Why using diamond operator fails in Outer<String>.Inner obj2 = new Outer<>().new Inner() ? While same with Inner is OK?

Question

Why using diamond operator when instanting generic Outer class (together with Inner class) gives error in Snippet 2, while snippet 1 is perfectly fine ?

I know that rare types are prohibited, but my case is not rare types - in rare types both Outer and Inner are generic, but one of them (either one) is used as raw, and the other as generic.

Snippet 1:

class Outer {
    class Inner<T> {

    }
}

class Driver {
    public static void main(String[] args) {

        Outer.Inner obj1 = new Outer().new Inner<>(); // fine !
        Outer.Inner<String> obj2 = new Outer().new Inner<>(); // fine !

    }
}

Snippet 2:

class Outer<T> {
    class Inner {

    }    
}

class Driver {    
    public static void main(String[] args) {

        Outer.Inner obj1 = new Outer<>().new Inner();  // fine !
        Outer<String>.Inner obj2 = new Outer<>().new Inner(); // error !

    }
}

P.S. Tested on Eclipse compiler.

Answer 1

You are trying to use the diamond operator to infer the type parameter:

Outer<String>.Inner obj2 = new Outer<>().new Inner(); // error !

The JLS, section 15.9, says this about diamonds:

A class instance creation expression specifies a class to be instantiated, possibly followed by type arguments (§4.5.1) or a diamond (<>) if the class being instantiated is generic

You have two class instantiation expressions:

new Outer<>()

and

new Inner()  // or more precisely, new Outer<>().new Inner()

Towards the end of section 15.9, it distinguishes between these two expressions:

A class instance creation expression is a poly expression (§15.2) if it uses the diamond form for type arguments to the class, and it appears in an assignment context or an invocation context (§5.2, §5.3).

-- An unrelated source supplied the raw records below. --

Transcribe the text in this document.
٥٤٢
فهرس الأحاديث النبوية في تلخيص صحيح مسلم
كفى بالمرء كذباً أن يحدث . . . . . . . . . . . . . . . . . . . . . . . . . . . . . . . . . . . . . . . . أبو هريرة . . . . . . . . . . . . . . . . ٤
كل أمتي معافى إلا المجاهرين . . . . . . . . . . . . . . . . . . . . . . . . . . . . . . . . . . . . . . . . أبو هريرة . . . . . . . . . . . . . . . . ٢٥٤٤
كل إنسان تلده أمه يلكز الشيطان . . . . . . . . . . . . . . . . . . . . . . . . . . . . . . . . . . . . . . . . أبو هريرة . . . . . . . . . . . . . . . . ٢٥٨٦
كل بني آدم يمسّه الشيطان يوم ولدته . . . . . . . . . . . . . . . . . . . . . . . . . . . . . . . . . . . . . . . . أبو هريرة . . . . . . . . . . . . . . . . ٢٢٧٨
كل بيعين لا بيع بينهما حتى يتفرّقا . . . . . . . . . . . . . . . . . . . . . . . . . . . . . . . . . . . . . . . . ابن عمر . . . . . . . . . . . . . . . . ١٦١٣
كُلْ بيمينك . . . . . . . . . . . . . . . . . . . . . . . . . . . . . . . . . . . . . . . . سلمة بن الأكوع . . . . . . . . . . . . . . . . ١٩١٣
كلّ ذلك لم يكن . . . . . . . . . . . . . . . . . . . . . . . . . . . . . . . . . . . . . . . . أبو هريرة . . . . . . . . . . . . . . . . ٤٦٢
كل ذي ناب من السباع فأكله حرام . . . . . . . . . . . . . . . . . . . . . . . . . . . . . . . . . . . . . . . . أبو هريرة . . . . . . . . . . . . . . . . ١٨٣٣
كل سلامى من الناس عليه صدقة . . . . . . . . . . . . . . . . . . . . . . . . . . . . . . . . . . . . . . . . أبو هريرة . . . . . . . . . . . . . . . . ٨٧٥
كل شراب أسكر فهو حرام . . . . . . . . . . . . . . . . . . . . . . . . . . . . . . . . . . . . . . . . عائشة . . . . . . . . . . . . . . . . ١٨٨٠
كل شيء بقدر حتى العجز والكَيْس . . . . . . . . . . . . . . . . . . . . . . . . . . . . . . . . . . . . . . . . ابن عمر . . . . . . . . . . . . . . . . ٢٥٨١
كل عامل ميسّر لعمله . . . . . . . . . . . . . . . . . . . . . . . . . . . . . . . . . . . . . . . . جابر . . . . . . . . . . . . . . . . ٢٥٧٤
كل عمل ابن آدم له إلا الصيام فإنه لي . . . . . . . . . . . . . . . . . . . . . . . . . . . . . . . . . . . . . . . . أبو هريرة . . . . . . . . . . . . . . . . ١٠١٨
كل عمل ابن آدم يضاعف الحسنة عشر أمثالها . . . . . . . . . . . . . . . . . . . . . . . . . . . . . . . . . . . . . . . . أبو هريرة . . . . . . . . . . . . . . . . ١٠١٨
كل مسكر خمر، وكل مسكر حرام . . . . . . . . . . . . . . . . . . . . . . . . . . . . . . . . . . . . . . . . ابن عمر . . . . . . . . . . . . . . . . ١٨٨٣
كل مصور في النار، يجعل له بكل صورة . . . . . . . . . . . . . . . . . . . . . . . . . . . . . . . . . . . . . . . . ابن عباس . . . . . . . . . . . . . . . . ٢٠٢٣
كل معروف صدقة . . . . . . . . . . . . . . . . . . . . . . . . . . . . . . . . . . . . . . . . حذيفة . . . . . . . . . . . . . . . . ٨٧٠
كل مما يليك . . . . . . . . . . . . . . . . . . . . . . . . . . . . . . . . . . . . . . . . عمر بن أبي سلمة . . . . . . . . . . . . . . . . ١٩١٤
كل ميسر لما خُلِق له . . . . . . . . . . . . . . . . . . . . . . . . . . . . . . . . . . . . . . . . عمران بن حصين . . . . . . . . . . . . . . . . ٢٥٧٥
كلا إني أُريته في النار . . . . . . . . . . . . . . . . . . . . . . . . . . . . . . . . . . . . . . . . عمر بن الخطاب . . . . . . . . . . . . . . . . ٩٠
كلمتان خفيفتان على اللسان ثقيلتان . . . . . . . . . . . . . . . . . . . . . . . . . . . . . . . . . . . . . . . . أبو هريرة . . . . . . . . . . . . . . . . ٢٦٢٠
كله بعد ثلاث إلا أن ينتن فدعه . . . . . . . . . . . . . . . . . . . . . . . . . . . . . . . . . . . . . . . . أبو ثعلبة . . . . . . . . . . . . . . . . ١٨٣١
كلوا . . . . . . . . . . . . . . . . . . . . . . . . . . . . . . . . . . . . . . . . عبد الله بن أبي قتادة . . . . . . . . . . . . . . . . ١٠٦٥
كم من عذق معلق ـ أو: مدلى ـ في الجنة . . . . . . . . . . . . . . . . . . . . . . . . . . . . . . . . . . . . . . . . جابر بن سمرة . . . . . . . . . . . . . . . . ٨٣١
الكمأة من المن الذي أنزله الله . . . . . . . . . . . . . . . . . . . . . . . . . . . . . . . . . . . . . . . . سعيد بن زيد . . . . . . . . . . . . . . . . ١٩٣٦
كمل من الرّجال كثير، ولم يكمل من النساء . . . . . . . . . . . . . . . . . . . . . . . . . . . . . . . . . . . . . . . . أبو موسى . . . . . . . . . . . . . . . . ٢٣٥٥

Otherwise, it is a standalone expression.

Thus, the second expression is a poly expression, which means that its type depends on the assignment context; but the first expression, new Outer<>(), is a standalone expression: its type is evaluated free from any context.

Your other statement

Outer.Inner obj2 = new Outer<>().new Inner();

is fine because you are using Outer as a raw type.

Answer 2

Compile error:

Error:(11, 50) java: incompatible types: Outer<java.lang.Object>.Inner cannot be converted to Outer<java.lang.String>.Inner

which means that you should change:

Outer<String>.Inner obj2 = new Outer<>().new Inner()

to:

Outer<String>.Inner obj2 = new Outer<String>().new Inner()

The compiler considers new Outer<>() as raw type (defaults to Object) while it's expecting Outer<String>, hence to resolve it we need to be more specific with the generic type we're providing in the assignment.

Answer 3

The solution to get the code to compile is covered in alfasin's answer.

However, the reason for this is how Java does infer types. Java can only infer a type in certain cases (see documentation for more detail here, specifically the section Target Types).

Quote from these docs:

Note: It is important to note that the inference algorithm uses only invocation arguments, target types, and possibly an obvious expected return type to infer types. The inference algorithm does not use results from later in the program.

The problem with your snippets come down to types being inferred by target type inference and the use of the dot operator to chain methods. When using the dot operator, the result of the first method is used for the second method first (gets piped). So this changes the target type so that it is the type expected by following part after the dot. However, only the result of last method in the chain of methods is assigned to the variable type and thus the last method's generic types in your case can be inferred.

So in the first snippet, the part where the type needs to be inferred is the last method after the dot operator, so the target type for this method is the variable to which the result is going to be assigned and thus can be inferred. i.e. From your first snippet the line:

Outer.Inner<String> obj2 = new Outer().new Inner<>(); // fine !

Since 'new Outer()' returns an object that does not have a generic type, no inference need to occur. The second method new Inner<>() can continue. Thenew Inner<>() method's result here will be assigned to the variable obj2 which is declared to have the type Outer.Inner<String>, and thus can be inferred from it's target that T is to be String.

In the second snippet, the part where the type needs to be inferred is the method before the dot operator, this means that the result of the first method is what the second method is applied to.

So from your second snippet the line:

Outer<String>.Inner obj2 = new Outer<>().new Inner();

The target type of new Outer<>() is what new Inner() expects, which is Outer<T>.newInner(); Because of Type erasure and how Java generics works, this T, since it is not specified as some specific type is then seen as Object. Now the second part can continue, but the result of the second method now ends up being of type Outer<Object>.Inner, which can't be converted to the variable's assigned type.

So you need to supply a type witness for the method, i.e. new Outer<SomeMethod>(), because it does not have a proper target type in the second snippet to be able to do the type inferencing in the way you want.